Um dos casos em que esse acúmulo de autoridade fica claro é quanto a decisão de liminares cautelares. Isso porque depois de passar pelo ministro relator do caso, a decisão final deve ser tomada pelo colegiado responsável. No caso de decisões cautelares tomadas às vésperas do recesso, como algumas das citadas, a escolha do ministro vale até a volta das atividades, em fevereiro.
“O tempo decorrido entre a decisão cautelar e a análise pelo colegiado pode ser um problema enorme. Se ela [a decisão colegiada] ocorresse na semana seguinte, nós teríamos uma diminuição do poder individual dos ministros. Esse tipo de medida é importante, porque há situações em que não se pode esperar, mas há situações em que os ministros fixam a agenda dos processos”, diz Conci, que ressalta que isso não tem a ver com o teor das decisões tomadas, mas com as estrutura do tribunal.
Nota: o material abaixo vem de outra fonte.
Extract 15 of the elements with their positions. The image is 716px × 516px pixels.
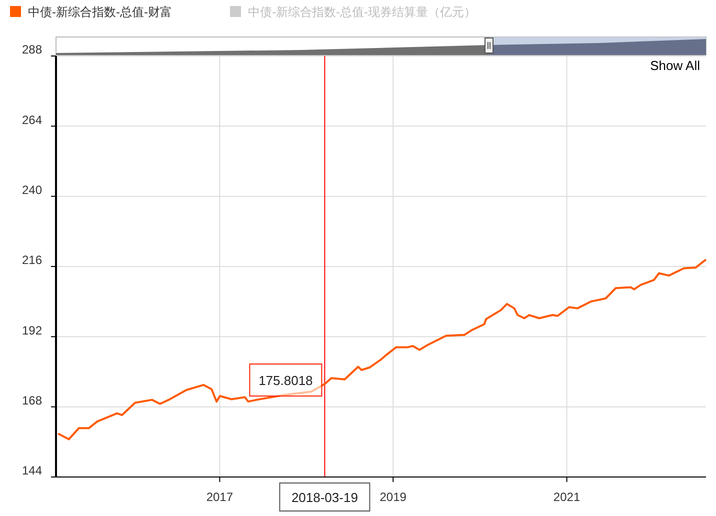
x-tick-label: 2019 bbox=[380, 490, 407, 504]
y-tick-label: 288 bbox=[22, 42, 42, 57]
y-tick-label: 168 bbox=[22, 393, 42, 408]
y-tick-label: 216 bbox=[22, 253, 42, 268]
y-tick-label: 144 bbox=[22, 464, 42, 478]
y-tick-label: 240 bbox=[22, 182, 42, 197]
y-tick-label: 264 bbox=[22, 112, 42, 127]
legend-label: 中债-新综合指数-总值-现券结算量（亿元） bbox=[248, 5, 476, 19]
x-tick-label: 2021 bbox=[553, 490, 580, 504]
legend-label: 中债-新综合指数-总值-财富 bbox=[28, 5, 172, 19]
ref-line-label: 2018-03-19 bbox=[291, 490, 358, 505]
annotation: Show All bbox=[650, 58, 700, 73]
x-tick-label: 2017 bbox=[206, 490, 234, 504]
annotation: 175.8018 bbox=[258, 373, 313, 388]
y-tick-label: 192 bbox=[22, 323, 42, 338]
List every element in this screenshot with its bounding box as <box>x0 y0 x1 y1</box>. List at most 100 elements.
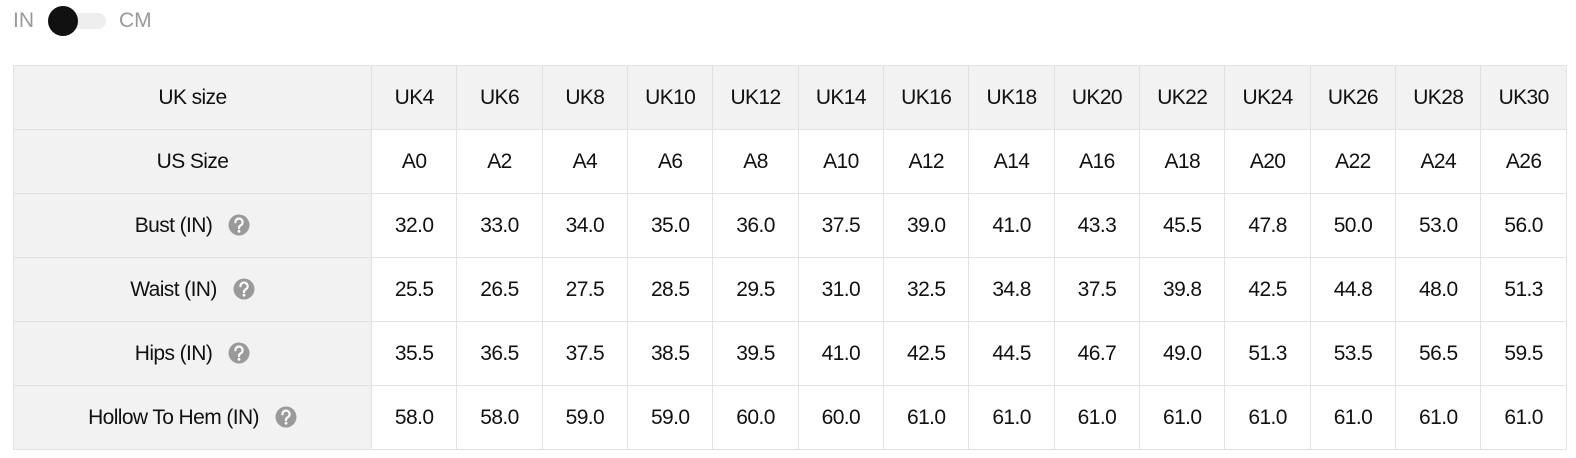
row-label: Waist (IN) <box>13 257 372 322</box>
column-header: UK4 <box>370 65 458 130</box>
size-cell: 60.0 <box>712 385 799 450</box>
size-cell: 50.0 <box>1309 193 1397 258</box>
size-table-container: UK size UK4 UK6 UK8 UK10 UK12 UK14 UK16 UK18 UK20… <box>13 65 1576 450</box>
size-cell: 29.5 <box>712 257 799 322</box>
size-cell: 39.5 <box>712 321 799 386</box>
size-cell: A12 <box>883 129 970 194</box>
size-cell: A16 <box>1053 129 1141 194</box>
column-header: UK28 <box>1395 65 1482 130</box>
size-cell: 61.0 <box>1139 385 1226 450</box>
size-cell: 44.5 <box>968 321 1055 386</box>
size-cell: 61.0 <box>1053 385 1141 450</box>
column-header: UK10 <box>627 65 714 130</box>
size-cell: 26.5 <box>456 257 543 322</box>
size-cell: 32.5 <box>883 257 970 322</box>
row-label-text: Bust (IN) <box>134 213 213 237</box>
column-header: UK20 <box>1053 65 1141 130</box>
size-cell: 33.0 <box>456 193 543 258</box>
size-cell: 61.0 <box>1309 385 1397 450</box>
row-label: US Size <box>13 129 372 194</box>
table-row: Hips (IN) 35.5 36.5 37.5 38.5 39.5 41.0 42.5 44.… <box>13 321 1567 386</box>
size-cell: 61.0 <box>1224 385 1311 450</box>
size-cell: 38.5 <box>627 321 714 386</box>
column-header: UK30 <box>1480 65 1567 130</box>
size-cell: 59.5 <box>1480 321 1567 386</box>
size-cell: A26 <box>1480 129 1567 194</box>
column-header: UK12 <box>712 65 799 130</box>
column-header: UK6 <box>456 65 543 130</box>
toggle-switch[interactable] <box>48 6 106 36</box>
size-cell: 53.5 <box>1309 321 1397 386</box>
table-row: Waist (IN) 25.5 26.5 27.5 28.5 29.5 31.0 32.5 34… <box>13 257 1567 322</box>
row-label-text: Hips (IN) <box>134 341 213 365</box>
size-cell: 49.0 <box>1139 321 1226 386</box>
size-table: UK size UK4 UK6 UK8 UK10 UK12 UK14 UK16 UK18 UK20… <box>13 65 1567 450</box>
column-header: UK26 <box>1309 65 1397 130</box>
size-cell: 46.7 <box>1053 321 1141 386</box>
size-cell: 47.8 <box>1224 193 1311 258</box>
size-cell: A0 <box>370 129 458 194</box>
row-label-text: US Size <box>156 149 229 173</box>
column-header: UK8 <box>541 65 629 130</box>
size-cell: 51.3 <box>1480 257 1567 322</box>
size-cell: 25.5 <box>370 257 458 322</box>
header-row: UK size UK4 UK6 UK8 UK10 UK12 UK14 UK16 UK18 UK20… <box>13 65 1567 130</box>
row-label: Bust (IN) <box>13 193 372 258</box>
size-cell: A8 <box>712 129 799 194</box>
row-label-text: Waist (IN) <box>130 277 217 301</box>
size-cell: A10 <box>797 129 885 194</box>
size-cell: 61.0 <box>883 385 970 450</box>
size-cell: 32.0 <box>370 193 458 258</box>
table-row: Bust (IN) 32.0 33.0 34.0 35.0 36.0 37.5 39.0 41.… <box>13 193 1567 258</box>
size-cell: 42.5 <box>883 321 970 386</box>
size-cell: 37.5 <box>797 193 885 258</box>
size-cell: 61.0 <box>968 385 1055 450</box>
size-cell: 60.0 <box>797 385 885 450</box>
size-cell: 27.5 <box>541 257 629 322</box>
size-cell: 59.0 <box>541 385 629 450</box>
size-cell: 61.0 <box>1480 385 1567 450</box>
help-icon[interactable] <box>233 278 255 300</box>
size-cell: 58.0 <box>370 385 458 450</box>
size-cell: 31.0 <box>797 257 885 322</box>
size-cell: 34.8 <box>968 257 1055 322</box>
unit-in[interactable]: IN <box>13 9 34 32</box>
size-cell: 36.0 <box>712 193 799 258</box>
size-cell: 41.0 <box>968 193 1055 258</box>
size-cell: 48.0 <box>1395 257 1482 322</box>
size-cell: 28.5 <box>627 257 714 322</box>
size-cell: A6 <box>627 129 714 194</box>
size-cell: 39.8 <box>1139 257 1226 322</box>
size-cell: 34.0 <box>541 193 629 258</box>
size-cell: A24 <box>1395 129 1482 194</box>
size-cell: 45.5 <box>1139 193 1226 258</box>
row-label-text: Hollow To Hem (IN) <box>88 405 259 429</box>
help-icon[interactable] <box>275 406 297 428</box>
size-cell: 42.5 <box>1224 257 1311 322</box>
column-header: UK22 <box>1139 65 1226 130</box>
size-cell: A2 <box>456 129 543 194</box>
size-cell: A20 <box>1224 129 1311 194</box>
row-label: Hips (IN) <box>13 321 372 386</box>
size-cell: 36.5 <box>456 321 543 386</box>
row-header-title: UK size <box>13 65 372 130</box>
row-label: Hollow To Hem (IN) <box>13 385 372 450</box>
size-cell: 51.3 <box>1224 321 1311 386</box>
help-icon[interactable] <box>228 214 250 236</box>
size-cell: 37.5 <box>541 321 629 386</box>
size-cell: 53.0 <box>1395 193 1482 258</box>
unit-cm[interactable]: CM <box>119 9 152 32</box>
size-cell: 59.0 <box>627 385 714 450</box>
size-cell: 35.0 <box>627 193 714 258</box>
size-cell: 58.0 <box>456 385 543 450</box>
size-cell: A14 <box>968 129 1055 194</box>
size-cell: 35.5 <box>370 321 458 386</box>
unit-toggle[interactable]: IN CM <box>13 6 152 36</box>
size-cell: 61.0 <box>1395 385 1482 450</box>
column-header: UK16 <box>883 65 970 130</box>
table-row: US Size A0 A2 A4 A6 A8 A10 A12 A14 A16 A18 A20 A22 A2… <box>13 129 1567 194</box>
help-icon[interactable] <box>228 342 250 364</box>
table-row: Hollow To Hem (IN) 58.0 58.0 59.0 59.0 60.0 60… <box>13 385 1567 450</box>
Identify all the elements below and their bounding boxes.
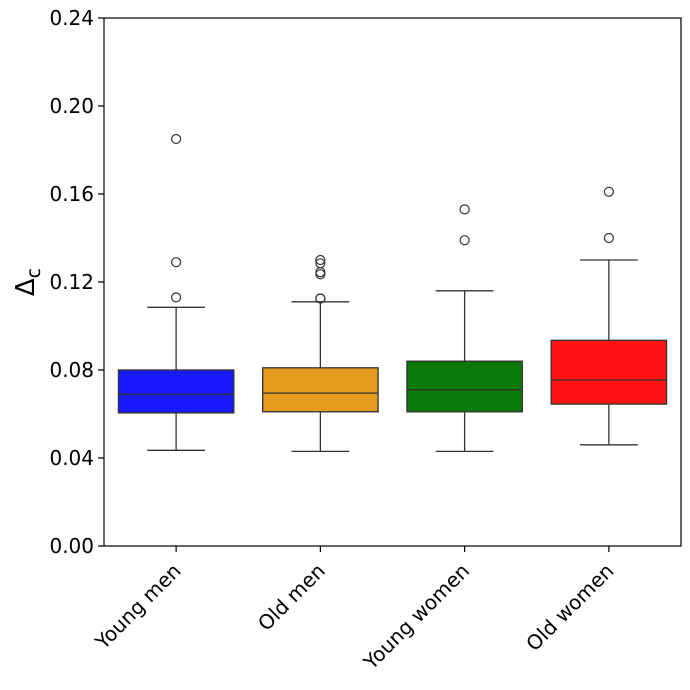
y-tick-label: 0.12: [49, 270, 94, 294]
y-axis-label: Δc: [11, 268, 45, 296]
y-axis: 0.00 0.04 0.08 0.12 0.16 0.20 0.24: [49, 6, 104, 558]
y-tick-label: 0.16: [49, 182, 94, 206]
box-group: [406, 204, 523, 453]
iqr-box: [406, 360, 523, 413]
outlier-point: [459, 204, 470, 215]
outlier-point: [315, 254, 326, 266]
outlier-point: [171, 133, 182, 145]
outlier-point: [315, 258, 326, 269]
outlier-point: [603, 186, 614, 197]
outlier-point: [603, 232, 614, 244]
box-group: [262, 254, 379, 453]
y-axis-label-sub: c: [23, 268, 45, 278]
outlier-point: [315, 267, 326, 278]
outlier-point: [171, 292, 182, 303]
iqr-box: [262, 367, 379, 413]
y-tick-label: 0.24: [49, 6, 94, 30]
outlier-point: [459, 235, 470, 246]
y-tick-label: 0.00: [49, 534, 94, 558]
box-group: [117, 133, 235, 451]
y-axis-label-main: Δ: [11, 278, 41, 296]
y-tick-label: 0.08: [49, 358, 94, 382]
y-tick-label: 0.20: [49, 94, 94, 118]
x-tick-label: Young men: [90, 559, 186, 655]
plot-area: [117, 133, 668, 453]
x-tick-label: Old men: [253, 559, 330, 636]
x-axis: Young men Old men Young women Old women: [90, 546, 618, 675]
iqr-box: [117, 369, 235, 414]
x-tick-label: Old women: [521, 559, 618, 656]
y-tick-label: 0.04: [49, 446, 94, 470]
outlier-point: [171, 257, 182, 268]
x-tick-label: Young women: [358, 559, 474, 675]
outlier-point: [315, 293, 326, 304]
axes-frame: [103, 17, 682, 547]
iqr-box: [550, 339, 668, 405]
outlier-point: [315, 269, 326, 280]
box-group: [550, 186, 668, 446]
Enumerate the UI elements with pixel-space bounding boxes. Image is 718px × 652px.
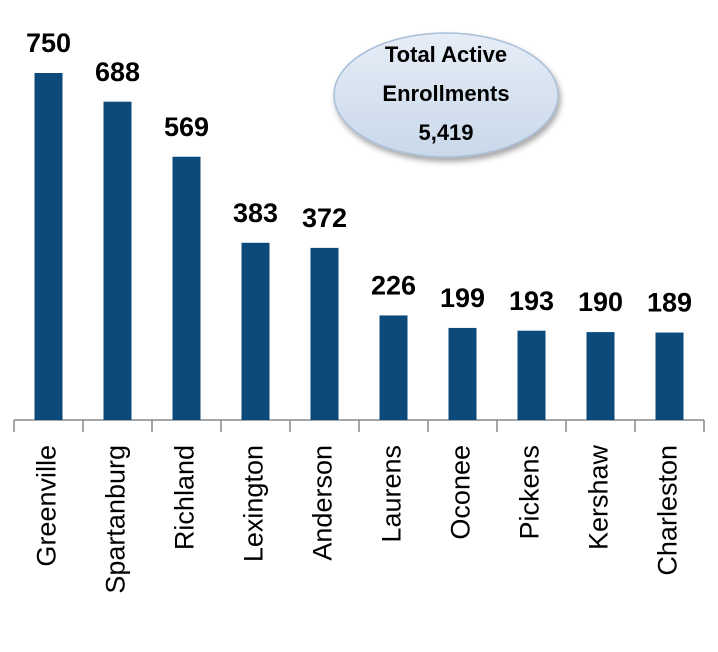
- bar: [655, 332, 684, 420]
- x-tick-label: Laurens: [377, 445, 407, 543]
- bar: [34, 73, 63, 420]
- value-label: 190: [578, 287, 623, 317]
- bar: [517, 330, 546, 420]
- x-tick-label: Greenville: [32, 445, 62, 567]
- annotation-line: 5,419: [418, 120, 473, 145]
- value-label: 372: [302, 203, 347, 233]
- x-tick-label: Richland: [170, 445, 200, 550]
- value-label: 688: [95, 57, 140, 87]
- x-tick-label: Charleston: [653, 445, 683, 576]
- bar: [103, 101, 132, 420]
- bar: [379, 315, 408, 420]
- value-label: 226: [371, 271, 416, 301]
- annotation-bubble: [333, 32, 559, 158]
- annotation-line: Total Active: [385, 42, 507, 67]
- bar: [586, 332, 615, 420]
- value-label: 199: [440, 283, 485, 313]
- bar: [241, 242, 270, 420]
- annotation-line: Enrollments: [382, 81, 509, 106]
- value-label: 750: [26, 28, 71, 58]
- value-label: 569: [164, 112, 209, 142]
- value-label: 383: [233, 198, 278, 228]
- x-tick-label: Lexington: [239, 445, 269, 562]
- value-label: 193: [509, 286, 554, 316]
- bar: [310, 247, 339, 420]
- x-tick-label: Kershaw: [584, 444, 614, 550]
- x-tick-label: Pickens: [515, 445, 545, 540]
- x-tick-label: Anderson: [308, 445, 338, 561]
- value-label: 189: [647, 288, 692, 318]
- x-tick-label: Spartanburg: [101, 445, 131, 594]
- bar: [448, 327, 477, 420]
- bar: [172, 156, 201, 420]
- x-tick-label: Oconee: [446, 445, 476, 540]
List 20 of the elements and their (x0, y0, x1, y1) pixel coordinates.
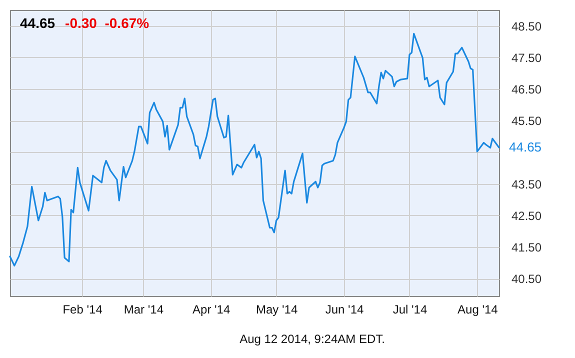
y-tick-label: 46.50 (512, 82, 542, 97)
x-tick-label: Jun '14 (325, 302, 364, 316)
x-tick-label: Jul '14 (392, 302, 428, 316)
data-label: 44.65 (509, 139, 542, 154)
y-tick-label: 45.50 (512, 114, 542, 128)
x-tick-label: Mar '14 (124, 302, 164, 316)
chart-title: 44.65 (20, 15, 56, 31)
y-tick-label: 43.50 (512, 177, 542, 192)
chart-subtitle: -0.30 -0.67% (65, 15, 150, 31)
line-series (9, 32, 500, 266)
y-tick-label: 47.50 (512, 50, 542, 65)
y-tick-label: 42.50 (512, 208, 542, 223)
y-tick-label: 48.50 (512, 19, 542, 34)
x-tick-label: Aug '14 (458, 302, 498, 316)
y-tick-label: 41.50 (512, 240, 542, 255)
x-tick-label: Apr '14 (192, 302, 230, 316)
text: Aug 12 2014, 9:24AM EDT. (240, 332, 385, 346)
x-tick-label: Feb '14 (62, 302, 103, 316)
x-tick-label: May '14 (256, 302, 298, 316)
y-tick-label: 40.50 (512, 272, 542, 286)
Outro ponto de excessivo poder para ministros que é apontado por juristas é a falta de limite de tempo que os ministros podem levar para analisar um processo sobre o qual pediram vistas. Na prática, isto também poderia ser utilizado para que um ministro faça a agenda da Corte. Há diversos casos em que ministros ficaram mais de um ano com o processo para poderem estudá-lo melhor. Em um caso semelhante, recentemente, no julgamento sobre a restrição ao foro privilegiado de parlamentares, o ministro Dias Toffoli pediu vistas mesmo depois de já ter sido alcançada a maioria favorável a restringir o foro, o que também vai adiar a decisão final sobre o assunto.
No caso de Gilmar Mendes, o fato de ele ser também o presidente – e por consequência o plantonista – do TSE é o que levou, por exemplo, a ser dele a decisão sobre o ex-governador do Rio de Janeiro Anthony Garotinho. Até a volta do recesso, todas as decisões urgentes da casa serão tomadas por ele, assim como a ministra Cármen Lúcia fará no Supremo. Ano passado, por prerrogativa do cargo, ela foi a responsável por homologar a delação premiada de 77 executivos da Odebrecht, já que o caso estava sem relator após a morte do ministro Teori Zavascki.
A homologação ocorreu uma semana antes da escolha do novo relator e, segundo notícias da época, a ministra tomou a decisão para evitar, por exemplo, que o novo relator não aceitasse aquela que era, até o momento, a principal delação da Lava-Jato. A decisão de Cármen Lúcia não foi alvo de grandes contestações. Já Gilmar Mendes é mestre em usar seus poderes para ir na contra-mão do desejo dos brasileiros, e de boa parte de seus colegas do Supremo.
A boa notícia: o ministro deixa a presidência do TSE em fevereiro, para dar lugar a Luiz Fux. A má: ele tem mais 14 anos de STF.